Year 1 timetable

Title: Prediction-led Discovery of Functional Molecular Organic Crystals

Speaker: Graeme Day

Abstract: The seminar will explore the application of crystal structure prediction (CSP) methods to the inverse design of crystalline molecular materials with targeted properties. There has been impressive recent progress in computational methods for predicting crystal structures from first principles, making use of efficient methods for exploring energy landscapes coupled with accurate evaluations of the stability of computer-generated crystal structures [1]. Given these advances, there is a current focus on how to make the best use of CSP to identify the most promising molecules to deliver a desired property. Our goal is to build a computational framework that integrates structure prediction, property prediction and methods to explore the chemical space of possible molecules [2]. Examples from the area of porous materials will demonstrate how computation-led research has resulted in the discovery of unusual materials with extraordinary properties. [3, 4] We are also developing how these computational methods will interact with automation in the materials chemistry lab, where promising molecules are screened to realise predicted structures [5, 6], with a long-term aim of closed-loop materials discovery.

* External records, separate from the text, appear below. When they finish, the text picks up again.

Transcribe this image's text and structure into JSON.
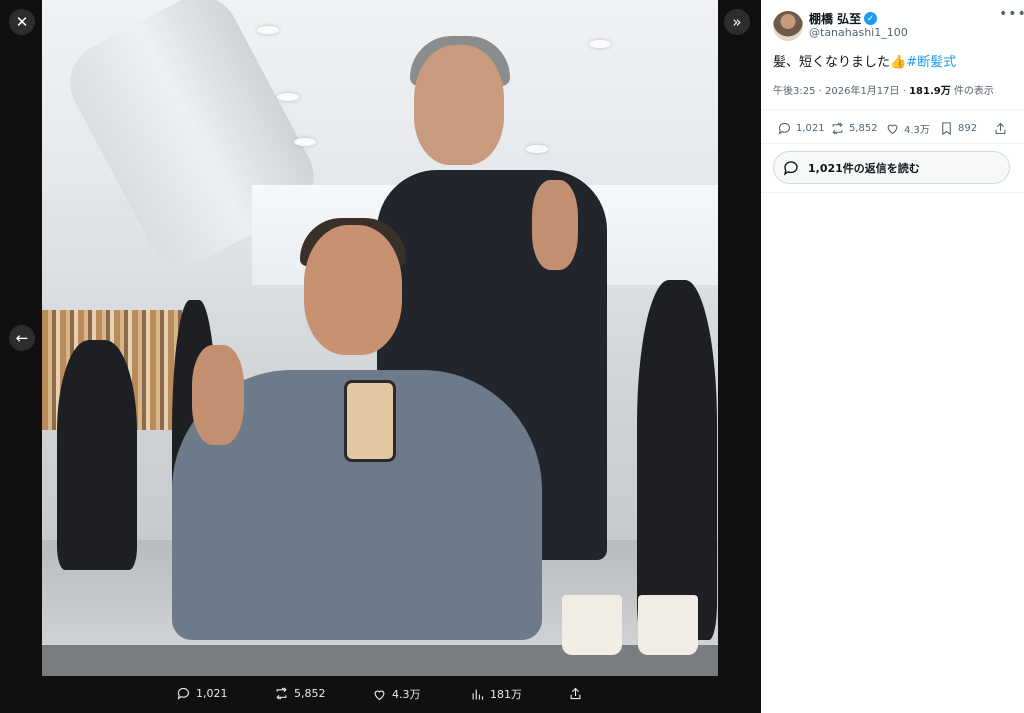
{
  "viewer": {
    "close_icon": "close-icon",
    "collapse_icon": "double-chevron-right-icon",
    "prev_icon": "arrow-left-icon",
    "photo_alt": "",
    "stats": {
      "replies": "1,021",
      "retweets": "5,852",
      "likes": "4.3万",
      "views": "181万"
    }
  },
  "tweet": {
    "display_name": "棚橋 弘至",
    "handle": "@tanahashi1_100",
    "text": "髪、短くなりました👍",
    "hashtag": "#断髪式",
    "time": "午後3:25 · 2026年1月17日 · ",
    "views_count": "181.9万",
    "views_suffix": " 件の表示",
    "actions": {
      "replies": "1,021",
      "retweets": "5,852",
      "likes": "4.3万",
      "bookmarks": "892"
    },
    "read_replies_label": "1,021件の返信を読む"
  },
  "colors": {
    "accent": "#1d9bf0",
    "verified": "#1d9bf0",
    "viewer_bg": "#101010"
  }
}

[1] Predictive crystallography at scale: mapping, validating, and learning from 1000 crystal energy landscapes, Taylor, C. R., Butler, P. W. V., and Day, G. M., Faraday Discussions, 256, 434-458 (2025)

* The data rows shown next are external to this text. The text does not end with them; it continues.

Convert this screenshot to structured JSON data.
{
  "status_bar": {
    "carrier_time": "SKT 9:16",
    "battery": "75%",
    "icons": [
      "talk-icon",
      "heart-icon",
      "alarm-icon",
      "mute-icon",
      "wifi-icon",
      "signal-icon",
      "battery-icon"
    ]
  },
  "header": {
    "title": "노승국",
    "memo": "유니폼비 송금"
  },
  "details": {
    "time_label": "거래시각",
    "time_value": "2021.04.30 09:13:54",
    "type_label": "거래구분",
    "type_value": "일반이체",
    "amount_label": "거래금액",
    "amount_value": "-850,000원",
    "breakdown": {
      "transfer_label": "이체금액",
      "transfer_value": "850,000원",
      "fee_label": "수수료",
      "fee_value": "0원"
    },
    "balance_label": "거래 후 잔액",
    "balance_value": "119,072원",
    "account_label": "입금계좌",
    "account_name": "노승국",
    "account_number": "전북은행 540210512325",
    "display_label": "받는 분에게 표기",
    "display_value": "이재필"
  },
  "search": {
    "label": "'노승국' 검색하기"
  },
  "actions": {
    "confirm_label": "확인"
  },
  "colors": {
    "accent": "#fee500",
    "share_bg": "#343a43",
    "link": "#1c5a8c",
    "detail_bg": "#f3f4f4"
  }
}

[2] Evolutionary chemical space exploration for functional materials: computational organic semiconductor discovery, Cheng, C. Y. and Day, G. M., Chemical Science, 11, 4922 (2020).

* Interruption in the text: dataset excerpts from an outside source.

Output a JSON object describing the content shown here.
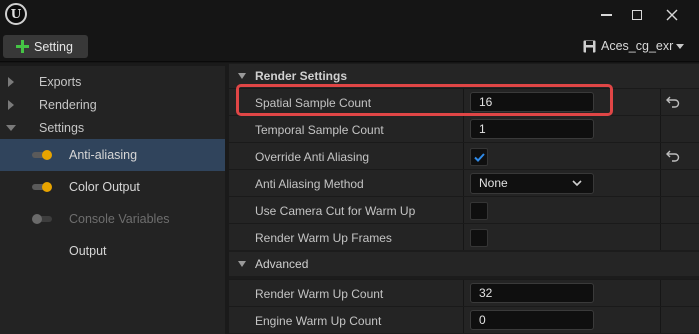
{
  "window": {
    "controls": {
      "minimize_icon": "minimize-icon",
      "maximize_icon": "maximize-icon",
      "close_icon": "close-icon"
    }
  },
  "toolbar": {
    "setting_label": "Setting",
    "preset_label": "Aces_cg_exr",
    "accent_add": "#45c445"
  },
  "sidebar": {
    "groups": [
      {
        "label": "Exports",
        "expanded": false
      },
      {
        "label": "Rendering",
        "expanded": false
      },
      {
        "label": "Settings",
        "expanded": true
      }
    ],
    "items": [
      {
        "label": "Anti-aliasing",
        "toggle": "on",
        "selected": true
      },
      {
        "label": "Color Output",
        "toggle": "on",
        "selected": false
      },
      {
        "label": "Console Variables",
        "toggle": "off",
        "selected": false
      },
      {
        "label": "Output",
        "toggle": "none",
        "selected": false
      }
    ],
    "toggle_on_color": "#e8a400",
    "selected_color": "#30445c"
  },
  "details": {
    "categories": [
      {
        "label": "Render Settings"
      },
      {
        "label": "Advanced"
      }
    ],
    "render_settings": [
      {
        "name": "Spatial Sample Count",
        "type": "number",
        "value": "16",
        "resettable": true
      },
      {
        "name": "Temporal Sample Count",
        "type": "number",
        "value": "1",
        "resettable": false
      },
      {
        "name": "Override Anti Aliasing",
        "type": "checkbox",
        "checked": true,
        "resettable": true
      },
      {
        "name": "Anti Aliasing Method",
        "type": "dropdown",
        "value": "None",
        "resettable": false
      },
      {
        "name": "Use Camera Cut for Warm Up",
        "type": "checkbox",
        "checked": false,
        "resettable": false
      },
      {
        "name": "Render Warm Up Frames",
        "type": "checkbox",
        "checked": false,
        "resettable": false
      }
    ],
    "advanced": [
      {
        "name": "Render Warm Up Count",
        "type": "number",
        "value": "32"
      },
      {
        "name": "Engine Warm Up Count",
        "type": "number",
        "value": "0"
      }
    ],
    "highlight_color": "#e04646",
    "checkmark_color": "#2f8ae8"
  }
}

[3] Pulido, A., Chen, L., Kaczorowski, T., Holden, D., Little, M. A., Chong, S. Y., Slater, B. J., McMahon, D. P., Bonillo, B., Stackhouse, C., Stephenson, A., Kane, C. M., Clowes, R., Hasell, T., Cooper, A. I. and Day, G. M., Nature, 543, 657 (2017)

[4] Porous isoreticular non-metal organic frameworks, O’Shaughnessy, M., Glover, J., Hafizi, R, Barhi,M., Clowes, R, Chong, S. Y., Argent, S. P., Day, G. M. and Cooper, A. I., Nature 630, 102–108 (2024).

[5] Mining predicted crystal structure landscapes with high throughput crystallisation: old molecules, new insights, Cui, P., McMahon, D. P., Spackman, P. R., Alston, B. M., Little, M. A., Day, G. M. and Cooper, A. I., Chemical Science, 10, 9988 (2019).

[6] Modular, multi-robot integration of laboratories: an autonomous workflow for solid-state chemistry, Lunt, A. M., Fakhruldeen, H., Pizzuto, G., Longley, L., White, A., Rankin, N., Clowes, R., Alston, B., Gigli, L, Day, G.. M., Cooper, A. I. and Chong, S. Y., Chemical Science, 15, 2456-2463 (2024)

Bio: His research concerns the development of computational methods for modelling the organic molecular solid state. A key focus of this work is the prediction of crystal structures from first principles; his research group applies these methods in a range of applications, including pharmaceutical solid form screening, NMR crystallography and computer-guided discovery of functional materials.

Graeme is the author or co-author of over 150 publications, including 5 book chapters. He acts as Associate Editor for the Royal Society of Chemistry (RSC) flagship journal Chemical Science, and serves on the advisory board for the RSC’s journals Molecular Systems Design and Engineering and RSC Mechanochemistry, is on the steering committee of the UK Materials Chemistry High End Computing Consortium and is a member of the EPSRC peer review college. Graeme was awarded the CCDC Chemical Crystallography Prize for Younger Scientists in 2006 and the Molecular Graphics & Modelling Society, Silver Jubilee Prize in 2008, both for his contributions to crystal structure prediction methodologies, and the 2023 RSC Corday-Morgan Prize for pioneering the development of computational methods for guiding the discovery of functional molecular crystals. His current research is funded by the Engineering and Physical Sciences Research Council (EPSRC), the European Research Council (ERC) and a range of industrial collaborations. He leads the ERC Synergy Grant ADAM – Autonomous Discovery of Advanced Materials (2020-2027), combining predictive computational methods, automation of materials discovery and robotics.